Es un astro como los demás, sostenido en el espacio por las atracciones recíprocas de todos ellos. Es uno de los planetas que gravitan en torno al Sol, alrededor del cual describe una órbita eclíptica, y tiene a su vez un satélite, la Luna.

La Tierra no es perfectamente esférica, sino un elipsoide achatado, cuyo diámetro es diferente según el sitio donde se mida, siendo menor en los polos que en el ecuador. El diámetro más corto mide 12.640 Km, y corresponde al que une al polo norte y el polo sur. El diámetro ecuatorial (perpendicular en el punto medio del anterior) tiene una longitud de 12.683 Km

Se sabe que nuestro globo está formado por una corteza sólida de relieve accidentado, que no alteran la forma general del elipsoide. También está constituido por un manto rocoso, y frágil en su parte más cercana a la corteza. Esta capa influye en el movimiento de las placas continentales. Luego del manto, viene el núcleo externo, que está compuesto por hierro y níquel, este núcleo se encuentra en estado líquido. Su ancho es de 4.600 Km

Más adentro de la Tierra se encuentra el núcleo interno que está integrado por hierro y níquel; distinto que el núcleo externo, se encuentra en estado sólido. Su radio mide 1.250 Km

La Tierra está animada de dos movimientos principales: uno de rotación sobre su eje, y otro de traslación alrededor del Sol. En virtud del primero, si consideramos un lugar determinado de la superficie terrestre, unas veces estará recibiendo los rayos solares, mientras que la otra quedará sumergida en la sombra propia del planeta; esto da lugar a la sucesión de los días y las noches. También se llama día al tiempo que tarda en dar una vuelta completa sobre su eje, unidad que se divide en veinticuatro horas.

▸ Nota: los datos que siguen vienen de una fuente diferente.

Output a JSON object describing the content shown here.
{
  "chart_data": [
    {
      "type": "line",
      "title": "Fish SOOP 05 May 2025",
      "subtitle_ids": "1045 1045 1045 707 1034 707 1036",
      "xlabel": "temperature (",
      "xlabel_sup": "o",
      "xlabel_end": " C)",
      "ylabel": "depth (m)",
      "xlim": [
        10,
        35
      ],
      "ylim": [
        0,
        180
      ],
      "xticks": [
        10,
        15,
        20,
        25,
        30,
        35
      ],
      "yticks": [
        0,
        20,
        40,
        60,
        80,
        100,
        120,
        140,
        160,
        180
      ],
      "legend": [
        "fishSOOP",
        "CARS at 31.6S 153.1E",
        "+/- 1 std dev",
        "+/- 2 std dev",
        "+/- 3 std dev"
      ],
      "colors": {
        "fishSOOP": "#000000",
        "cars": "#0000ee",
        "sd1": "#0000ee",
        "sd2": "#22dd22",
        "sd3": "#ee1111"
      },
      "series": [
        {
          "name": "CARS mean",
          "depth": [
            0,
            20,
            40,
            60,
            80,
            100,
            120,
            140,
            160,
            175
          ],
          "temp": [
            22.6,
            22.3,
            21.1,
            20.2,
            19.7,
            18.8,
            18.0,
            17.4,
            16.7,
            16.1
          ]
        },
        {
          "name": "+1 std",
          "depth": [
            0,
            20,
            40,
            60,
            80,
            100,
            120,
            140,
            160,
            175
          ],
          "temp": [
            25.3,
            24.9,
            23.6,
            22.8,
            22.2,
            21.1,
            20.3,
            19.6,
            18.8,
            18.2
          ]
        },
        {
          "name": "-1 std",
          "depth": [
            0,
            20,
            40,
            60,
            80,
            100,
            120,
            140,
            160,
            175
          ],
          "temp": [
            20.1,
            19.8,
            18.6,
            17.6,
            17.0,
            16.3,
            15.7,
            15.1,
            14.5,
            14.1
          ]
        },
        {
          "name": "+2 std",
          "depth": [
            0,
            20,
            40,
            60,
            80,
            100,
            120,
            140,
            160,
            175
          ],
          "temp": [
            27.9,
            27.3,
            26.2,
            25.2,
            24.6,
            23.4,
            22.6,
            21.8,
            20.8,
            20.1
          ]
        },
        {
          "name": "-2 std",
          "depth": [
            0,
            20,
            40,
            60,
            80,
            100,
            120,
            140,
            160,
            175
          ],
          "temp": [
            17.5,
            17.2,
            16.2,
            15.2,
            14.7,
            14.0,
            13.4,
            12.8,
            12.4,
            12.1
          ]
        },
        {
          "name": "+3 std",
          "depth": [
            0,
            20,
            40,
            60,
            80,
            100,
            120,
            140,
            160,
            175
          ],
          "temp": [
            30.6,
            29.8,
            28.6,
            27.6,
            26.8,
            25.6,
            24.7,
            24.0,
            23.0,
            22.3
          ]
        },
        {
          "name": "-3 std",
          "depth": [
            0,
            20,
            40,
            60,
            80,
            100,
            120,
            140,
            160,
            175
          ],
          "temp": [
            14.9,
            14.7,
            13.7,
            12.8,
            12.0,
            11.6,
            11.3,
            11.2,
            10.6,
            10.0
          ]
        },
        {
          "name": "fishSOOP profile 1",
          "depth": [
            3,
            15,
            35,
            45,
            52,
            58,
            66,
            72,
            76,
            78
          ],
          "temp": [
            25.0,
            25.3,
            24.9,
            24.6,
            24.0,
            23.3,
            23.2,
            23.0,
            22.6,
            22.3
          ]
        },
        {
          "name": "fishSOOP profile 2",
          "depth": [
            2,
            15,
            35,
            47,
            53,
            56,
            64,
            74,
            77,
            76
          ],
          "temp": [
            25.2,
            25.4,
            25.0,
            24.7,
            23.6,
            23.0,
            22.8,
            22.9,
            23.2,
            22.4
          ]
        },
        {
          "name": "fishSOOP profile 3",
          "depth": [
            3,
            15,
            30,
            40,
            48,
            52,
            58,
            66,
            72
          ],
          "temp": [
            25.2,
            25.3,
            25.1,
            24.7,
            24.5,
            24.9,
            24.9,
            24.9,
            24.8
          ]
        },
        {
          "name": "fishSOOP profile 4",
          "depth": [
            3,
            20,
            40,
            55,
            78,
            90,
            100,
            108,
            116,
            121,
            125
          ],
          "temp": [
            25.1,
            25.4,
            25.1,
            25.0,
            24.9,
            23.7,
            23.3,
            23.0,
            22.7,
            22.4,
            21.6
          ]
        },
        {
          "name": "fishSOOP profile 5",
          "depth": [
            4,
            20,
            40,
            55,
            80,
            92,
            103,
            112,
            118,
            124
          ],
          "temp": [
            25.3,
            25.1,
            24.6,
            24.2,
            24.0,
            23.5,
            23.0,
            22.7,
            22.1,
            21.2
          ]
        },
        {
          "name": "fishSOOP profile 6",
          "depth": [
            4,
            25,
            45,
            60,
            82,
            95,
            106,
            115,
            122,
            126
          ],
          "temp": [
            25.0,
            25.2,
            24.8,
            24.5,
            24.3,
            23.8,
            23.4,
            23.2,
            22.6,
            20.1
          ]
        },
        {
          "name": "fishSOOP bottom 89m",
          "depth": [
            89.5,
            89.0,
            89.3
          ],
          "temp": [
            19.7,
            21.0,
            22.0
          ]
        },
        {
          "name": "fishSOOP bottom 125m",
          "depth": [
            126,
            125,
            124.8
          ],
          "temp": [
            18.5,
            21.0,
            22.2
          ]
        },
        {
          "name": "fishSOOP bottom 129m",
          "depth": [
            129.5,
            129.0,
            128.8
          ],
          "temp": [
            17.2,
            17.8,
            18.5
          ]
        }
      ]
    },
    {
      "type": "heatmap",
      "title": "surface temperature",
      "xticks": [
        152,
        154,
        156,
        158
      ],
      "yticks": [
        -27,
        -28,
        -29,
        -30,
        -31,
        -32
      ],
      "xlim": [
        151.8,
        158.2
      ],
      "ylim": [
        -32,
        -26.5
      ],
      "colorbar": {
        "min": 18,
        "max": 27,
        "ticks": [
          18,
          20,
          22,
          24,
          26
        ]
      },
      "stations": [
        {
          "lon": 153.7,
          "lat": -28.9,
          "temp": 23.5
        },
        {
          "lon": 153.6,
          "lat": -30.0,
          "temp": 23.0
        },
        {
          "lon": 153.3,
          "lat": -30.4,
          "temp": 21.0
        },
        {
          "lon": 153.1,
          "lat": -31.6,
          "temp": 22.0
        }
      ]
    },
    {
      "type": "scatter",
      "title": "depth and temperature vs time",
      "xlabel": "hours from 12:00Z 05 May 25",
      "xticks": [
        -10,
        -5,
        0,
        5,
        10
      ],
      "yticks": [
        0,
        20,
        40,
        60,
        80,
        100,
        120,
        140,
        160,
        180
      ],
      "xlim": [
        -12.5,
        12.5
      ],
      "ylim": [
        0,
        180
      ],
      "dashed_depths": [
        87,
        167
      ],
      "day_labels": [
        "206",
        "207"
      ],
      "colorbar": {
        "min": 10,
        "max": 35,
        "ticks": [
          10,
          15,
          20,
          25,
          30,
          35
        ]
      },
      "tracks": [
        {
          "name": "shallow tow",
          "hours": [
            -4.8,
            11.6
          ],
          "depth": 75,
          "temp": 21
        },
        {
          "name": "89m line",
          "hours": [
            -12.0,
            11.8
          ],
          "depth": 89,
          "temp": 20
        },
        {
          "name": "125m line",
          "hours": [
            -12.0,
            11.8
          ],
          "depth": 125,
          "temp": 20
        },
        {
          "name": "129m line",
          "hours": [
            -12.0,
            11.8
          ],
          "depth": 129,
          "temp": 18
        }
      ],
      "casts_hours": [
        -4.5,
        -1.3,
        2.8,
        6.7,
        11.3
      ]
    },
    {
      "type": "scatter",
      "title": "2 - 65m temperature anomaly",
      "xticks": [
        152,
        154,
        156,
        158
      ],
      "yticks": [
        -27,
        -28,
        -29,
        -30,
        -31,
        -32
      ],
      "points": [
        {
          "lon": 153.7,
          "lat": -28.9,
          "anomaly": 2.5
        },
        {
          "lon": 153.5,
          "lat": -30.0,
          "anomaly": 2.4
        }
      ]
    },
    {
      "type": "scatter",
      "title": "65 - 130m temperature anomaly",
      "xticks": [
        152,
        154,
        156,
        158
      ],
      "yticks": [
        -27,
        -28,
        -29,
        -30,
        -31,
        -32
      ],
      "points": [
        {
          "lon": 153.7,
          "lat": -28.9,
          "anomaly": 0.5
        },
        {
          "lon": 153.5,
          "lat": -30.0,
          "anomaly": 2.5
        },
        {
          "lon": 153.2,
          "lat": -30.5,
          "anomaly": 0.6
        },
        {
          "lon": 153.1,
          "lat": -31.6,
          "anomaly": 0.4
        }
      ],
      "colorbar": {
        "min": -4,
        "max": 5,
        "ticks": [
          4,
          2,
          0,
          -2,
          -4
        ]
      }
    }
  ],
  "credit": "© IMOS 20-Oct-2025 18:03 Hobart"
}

El plano en que está situada en órbita de la Tierra, o plano de la eclíptica, no coincide con el plano del ecuador terrestre, sino que forma con él un ángulo de veintitrés grados y veintisiete minutos, que se llama oblicuidad de la eclíptica. Si no existiera esa oblicuidad, es decir, si el eje de rotación de la Tierra fuera perpendicular al plano de la eclíptica, los lugares próximos al ecuador recibirían los rayos solares verticalmente, mientras que a los situados cerca de los polos llegarían muy oblicuos, lo que originaría los distintos climas, cálidos los primeros, y fríos los segundos, pero en todos ellos el día y la noche tendría la misma duración de doce horas cada uno, cualquiera que fuese la posición de la Tierra en su órbita. Más por efecto de dicha oblicuidad de la eclíptica, el eje terrestre está inclinado respecto de ella, por cuyo motivo, cuando la Tierra está en determinada posición, el hemisferio boreal recibirá los rayos con menos inclinación que el austral, los días se harán en aquél más largos que las noches, y cuanto más nos acerquemos al polo, en proximidad el día durará veinticuatro horas, es decir no será nunca noche. En el hemisferio sur sucederá lo contrario: las noches serán más largas, y las cercanías del polo estarán siempre sumergidas en la sombra.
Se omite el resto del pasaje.